The New York Times’ Ivan Nechepurenko reports that Kyrgyz authorities’ initial investigation is believed to have identified the perpetrator as a Uyghur, and also reports on an earlier run-in between alleged Uyghur militants and Kyrgyz border guards:
The state security service in Kyrgyzstan has begun an investigation, in an effort to identify the bomber. According to preliminary data, he was a Uighur, a Turkic ethnic group, living in Eastern and Central Asia, the local news website K-News reported.
[…] In 2014, border guards in Kyrgyzstan killed 11 people believed to be from a Uighur militant group that had illegally crossed the border from China. [Source]

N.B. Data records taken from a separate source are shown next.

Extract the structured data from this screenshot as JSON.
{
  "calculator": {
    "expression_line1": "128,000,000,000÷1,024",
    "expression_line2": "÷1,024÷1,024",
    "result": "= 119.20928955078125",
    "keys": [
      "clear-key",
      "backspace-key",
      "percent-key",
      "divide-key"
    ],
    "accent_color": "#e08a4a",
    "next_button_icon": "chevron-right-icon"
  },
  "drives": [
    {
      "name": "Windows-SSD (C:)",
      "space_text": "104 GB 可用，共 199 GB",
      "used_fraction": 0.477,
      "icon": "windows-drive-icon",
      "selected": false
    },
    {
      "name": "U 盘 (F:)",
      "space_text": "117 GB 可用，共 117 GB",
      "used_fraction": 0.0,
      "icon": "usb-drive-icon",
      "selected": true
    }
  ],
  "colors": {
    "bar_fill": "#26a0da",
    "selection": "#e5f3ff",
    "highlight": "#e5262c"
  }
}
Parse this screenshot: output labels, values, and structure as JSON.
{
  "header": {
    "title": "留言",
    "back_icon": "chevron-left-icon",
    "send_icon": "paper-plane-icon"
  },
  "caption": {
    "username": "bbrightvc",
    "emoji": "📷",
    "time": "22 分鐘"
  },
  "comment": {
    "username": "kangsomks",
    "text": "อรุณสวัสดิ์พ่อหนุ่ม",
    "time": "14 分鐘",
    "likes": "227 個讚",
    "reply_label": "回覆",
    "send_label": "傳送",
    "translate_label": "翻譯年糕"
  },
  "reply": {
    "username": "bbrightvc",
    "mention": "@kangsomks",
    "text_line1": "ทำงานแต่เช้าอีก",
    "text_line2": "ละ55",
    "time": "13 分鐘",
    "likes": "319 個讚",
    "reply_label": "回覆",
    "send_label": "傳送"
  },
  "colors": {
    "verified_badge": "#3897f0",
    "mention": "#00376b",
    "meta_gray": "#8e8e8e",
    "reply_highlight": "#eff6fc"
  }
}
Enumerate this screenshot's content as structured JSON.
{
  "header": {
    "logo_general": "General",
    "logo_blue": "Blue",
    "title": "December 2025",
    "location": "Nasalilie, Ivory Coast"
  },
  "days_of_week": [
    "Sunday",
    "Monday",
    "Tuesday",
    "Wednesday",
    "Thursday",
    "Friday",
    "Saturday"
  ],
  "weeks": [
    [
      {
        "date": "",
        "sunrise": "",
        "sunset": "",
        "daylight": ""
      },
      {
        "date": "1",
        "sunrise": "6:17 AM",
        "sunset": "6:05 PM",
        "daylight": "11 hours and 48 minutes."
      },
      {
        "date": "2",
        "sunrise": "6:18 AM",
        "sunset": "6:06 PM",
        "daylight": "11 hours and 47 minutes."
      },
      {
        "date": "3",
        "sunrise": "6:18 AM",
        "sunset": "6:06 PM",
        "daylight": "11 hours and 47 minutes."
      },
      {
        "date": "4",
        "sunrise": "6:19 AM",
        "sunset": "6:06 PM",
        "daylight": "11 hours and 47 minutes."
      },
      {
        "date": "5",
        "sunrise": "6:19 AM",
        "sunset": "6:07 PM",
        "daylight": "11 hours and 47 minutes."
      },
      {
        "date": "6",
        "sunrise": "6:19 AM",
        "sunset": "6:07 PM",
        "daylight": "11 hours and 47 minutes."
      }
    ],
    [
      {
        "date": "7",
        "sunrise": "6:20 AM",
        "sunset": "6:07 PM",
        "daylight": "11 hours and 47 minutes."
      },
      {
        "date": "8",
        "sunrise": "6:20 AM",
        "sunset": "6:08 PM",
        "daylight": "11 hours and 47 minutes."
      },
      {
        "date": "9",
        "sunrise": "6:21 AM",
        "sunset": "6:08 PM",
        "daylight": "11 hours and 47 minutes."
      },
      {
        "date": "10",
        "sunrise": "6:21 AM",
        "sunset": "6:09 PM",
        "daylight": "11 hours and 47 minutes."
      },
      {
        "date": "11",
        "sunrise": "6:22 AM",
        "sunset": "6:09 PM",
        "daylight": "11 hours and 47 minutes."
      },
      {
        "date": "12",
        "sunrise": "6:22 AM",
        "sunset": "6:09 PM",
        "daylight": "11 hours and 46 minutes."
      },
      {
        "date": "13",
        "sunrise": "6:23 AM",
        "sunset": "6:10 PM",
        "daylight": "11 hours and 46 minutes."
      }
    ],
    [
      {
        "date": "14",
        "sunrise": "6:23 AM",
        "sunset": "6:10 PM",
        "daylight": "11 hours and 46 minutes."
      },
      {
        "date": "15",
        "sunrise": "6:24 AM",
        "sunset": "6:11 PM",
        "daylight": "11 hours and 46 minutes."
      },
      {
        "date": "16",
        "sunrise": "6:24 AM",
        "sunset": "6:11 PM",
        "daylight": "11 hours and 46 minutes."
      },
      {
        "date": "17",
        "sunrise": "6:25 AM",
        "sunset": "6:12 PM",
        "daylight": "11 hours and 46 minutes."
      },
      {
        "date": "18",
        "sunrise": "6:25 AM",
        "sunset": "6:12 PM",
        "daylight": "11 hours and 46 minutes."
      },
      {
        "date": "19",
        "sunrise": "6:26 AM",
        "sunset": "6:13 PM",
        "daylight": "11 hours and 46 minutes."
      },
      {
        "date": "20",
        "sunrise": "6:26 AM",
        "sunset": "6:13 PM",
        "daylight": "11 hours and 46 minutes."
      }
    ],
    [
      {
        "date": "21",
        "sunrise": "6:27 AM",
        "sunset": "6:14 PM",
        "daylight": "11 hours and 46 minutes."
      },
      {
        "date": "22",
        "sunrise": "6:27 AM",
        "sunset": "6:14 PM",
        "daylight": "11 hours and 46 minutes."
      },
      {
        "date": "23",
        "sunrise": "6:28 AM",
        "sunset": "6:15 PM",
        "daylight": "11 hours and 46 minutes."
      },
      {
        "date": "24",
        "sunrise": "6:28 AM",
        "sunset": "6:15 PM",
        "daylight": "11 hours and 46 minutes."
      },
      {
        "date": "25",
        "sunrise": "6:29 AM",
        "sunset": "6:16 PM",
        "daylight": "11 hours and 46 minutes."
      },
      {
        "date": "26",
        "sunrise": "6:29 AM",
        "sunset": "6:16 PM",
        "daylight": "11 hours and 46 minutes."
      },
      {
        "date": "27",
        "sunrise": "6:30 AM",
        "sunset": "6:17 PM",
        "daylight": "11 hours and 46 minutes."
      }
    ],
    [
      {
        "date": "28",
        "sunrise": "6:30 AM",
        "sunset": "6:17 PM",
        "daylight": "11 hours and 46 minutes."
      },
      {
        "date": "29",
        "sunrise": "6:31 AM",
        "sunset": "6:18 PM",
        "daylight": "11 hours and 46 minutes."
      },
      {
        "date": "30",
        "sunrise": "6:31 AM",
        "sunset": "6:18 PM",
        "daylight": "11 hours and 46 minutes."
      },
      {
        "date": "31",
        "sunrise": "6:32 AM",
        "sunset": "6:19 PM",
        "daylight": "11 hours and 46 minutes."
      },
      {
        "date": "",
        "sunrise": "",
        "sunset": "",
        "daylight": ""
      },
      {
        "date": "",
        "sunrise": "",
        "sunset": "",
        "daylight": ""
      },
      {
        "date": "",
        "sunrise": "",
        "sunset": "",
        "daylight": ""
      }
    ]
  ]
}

At the South China Morning Post, Catherine Wong summarizes the strategic economic and security significance that Beijing puts on Kyrgyzstan, due largely to its proximity to Xinjiang, its modest population of Uyghurs, and its partnership in Xi’s “One Belt, One Road” regional strategy:
Not only Kyrgyzstan, but other nations in Central Asia are important to China because they border the restive region of Xinjiang (新疆), which has seen periodic ethnic clashes involving China’s Uygur minority. The last thing Beijing wants is Central Asia becoming a base for extremists, who could then sneak into Xinjiang to plot attacks.
[…] China’s Xinjiang region and Kyrgyzstan share a border, and ethnic Uygurs, Kyrgyz and other minorities live on both sides.
During a visit in 2013, President Xi Jinping (習近平) said that China and Kyrgyzstan would work together to combat “three evil forces” – a reference to terrorism, extremism and separatism in Xinjiang.
[…] According to official Kyrgyz statistics, an estimated 50,000 Uygurs live in Kyrgyzstan, although some Uygur groups put the number as high as 250,000, according to Radio Free Asia. [Source]
Coverage from the Financial Times’ Peter Wells notes the bombing is “likely to worry Beijing as it steps up investments in Central Asia under its ‘One Belt One Road’ initiative.” The OBOR, Xi’s grand central Asian economic engagement strategy, faces security concerns in Pakistan as well. The plan, which Xi has been promoting for over three years, has recently lost steam due to economic, security, and political concerns.